この記事は吉川日出行氏のブログ「ナレッジ!? 情報共有…永遠の課題への挑戦」より転載、編集しています。
グループウェア業界でIBMのNotesが草刈り場になっているようだ。さすがに取り残されたユーザーの我慢も限界にきたというところだろうか。
かつて、Notesの導入企業としてメディアに取り上げられた大企業も、こぞって他のグループウェアへ切り替えつつある。大物では残るは数社というところか。ただ、中堅企業ではまだ、Notesの廃止に踏み切れない企業も多いとも聞く。

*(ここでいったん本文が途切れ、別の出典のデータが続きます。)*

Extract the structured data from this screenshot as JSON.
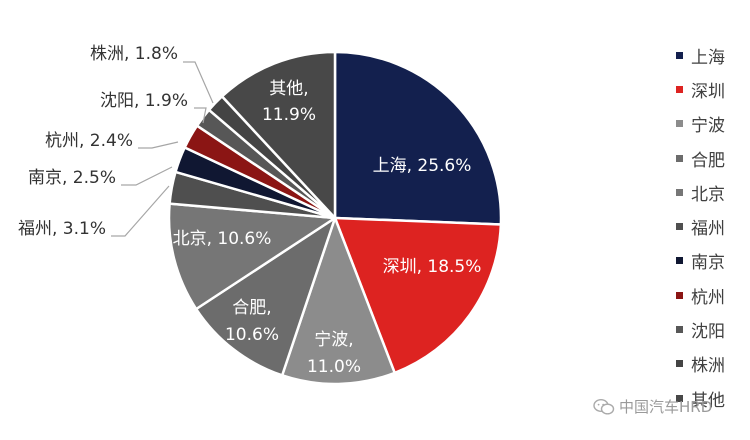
{
  "chart_data": {
    "type": "pie",
    "title": "",
    "categories": [
      "上海",
      "深圳",
      "宁波",
      "合肥",
      "北京",
      "福州",
      "南京",
      "杭州",
      "沈阳",
      "株洲",
      "其他"
    ],
    "values": [
      25.6,
      18.5,
      11.0,
      10.6,
      10.6,
      3.1,
      2.5,
      2.4,
      1.9,
      1.8,
      11.9
    ],
    "labels": [
      "上海, 25.6%",
      "深圳, 18.5%",
      "宁波,\n11.0%",
      "合肥,\n10.6%",
      "北京, 10.6%",
      "福州, 3.1%",
      "南京, 2.5%",
      "杭州, 2.4%",
      "沈阳, 1.9%",
      "株洲, 1.8%",
      "其他,\n11.9%"
    ],
    "colors": [
      "#13204e",
      "#dd2321",
      "#8c8c8c",
      "#6c6c6c",
      "#767676",
      "#4f4f4f",
      "#101732",
      "#8b1514",
      "#575757",
      "#444444",
      "#484848"
    ],
    "legend_position": "right"
  },
  "watermark": {
    "text": "中国汽车HRD",
    "icon": "wechat-icon"
  }
}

Notesから他のグループウェアへ移行する際のポイントといえば、「既存資産の移行をどうするか」に尽きる。グループウェアの基本機能を再現するだけなら、新しいグループウェアへ切り替えても問題はない。しかしながら、Notesの上で共有している企業のノウハウや業務上のナレッジを移すとなると話は違ってくる。
蓄積された既存資産にあわせて「移行の是非」「移行先」「移行方法」「移行時期」などを1つひとつ見ていくことが必要だ。これがNotesデータベースの棚卸し作業になる。グループウェアベンダー各社も、ノーツマイグレーションを行うSIerも、皆、口をそろえて「Notesデータベースの棚卸し作業が重要だ」と言う。「まずは棚卸しからです」と最初に言うのだ。

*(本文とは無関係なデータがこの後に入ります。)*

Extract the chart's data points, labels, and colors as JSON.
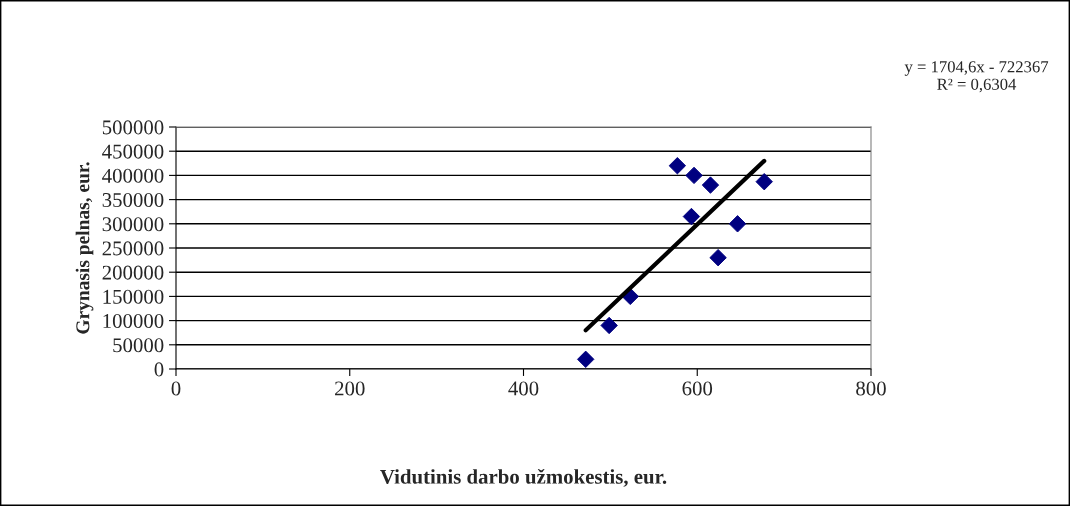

それなのに、具体的な棚卸しの際の手法を確立しているSIerは皆無に近い。「棚卸し」と称して作成したExcelの一覧表を顧客につきつけて、「さあ、ここから移行するデータベースを選んでください」というだけのエンジニア、「ツールによるNotesデータベースの解析結果」がウリだと言うので結果を見てみたら、単に設計要素の数をExcelの表にして数が多い順にグループ化しただけのものを見せ、グループごとの移行工数を掛け算した見積を出す営業――。ノーツマイグレーション市場では、こういう人にばかり会う。
そんな安易な棚卸しでは、経営者もユーザーも納得しない。かくしてノーツマイグレーションプロジェクトは迷走する。
SIerは、長年に渡って蓄積された情報資産に対して、きちんと棚卸しの考え方を整理して提示すべきだ。例えば、われわれが棚卸しをする場合、再利用できるものは何か、一から共有し直したほうが良い情報はどんなものかを見極め、ためるものと周知するものはストックとフローとして分類する。
蓄積するものは、「FIXされた結果なのか」「検討経緯や過程こそが重要なのか」といった情報の性格によって適するプラットフォームが異なる。更新頻度は多いのか少ないのか、更新者は単独か複数か、それによっても共有形態は変わってくる。フローコンテンツにしても、展示することが目的なのか、回覧・周知することが目的なのかによって適したソリューションは異なり、回覧・周知が目的の場合はグループウェア以外のツールに適したものがある。
安易にベンダーやSIerの営業の口車に乗ってムダな「エセ棚卸し」で迷走しないようご注意を。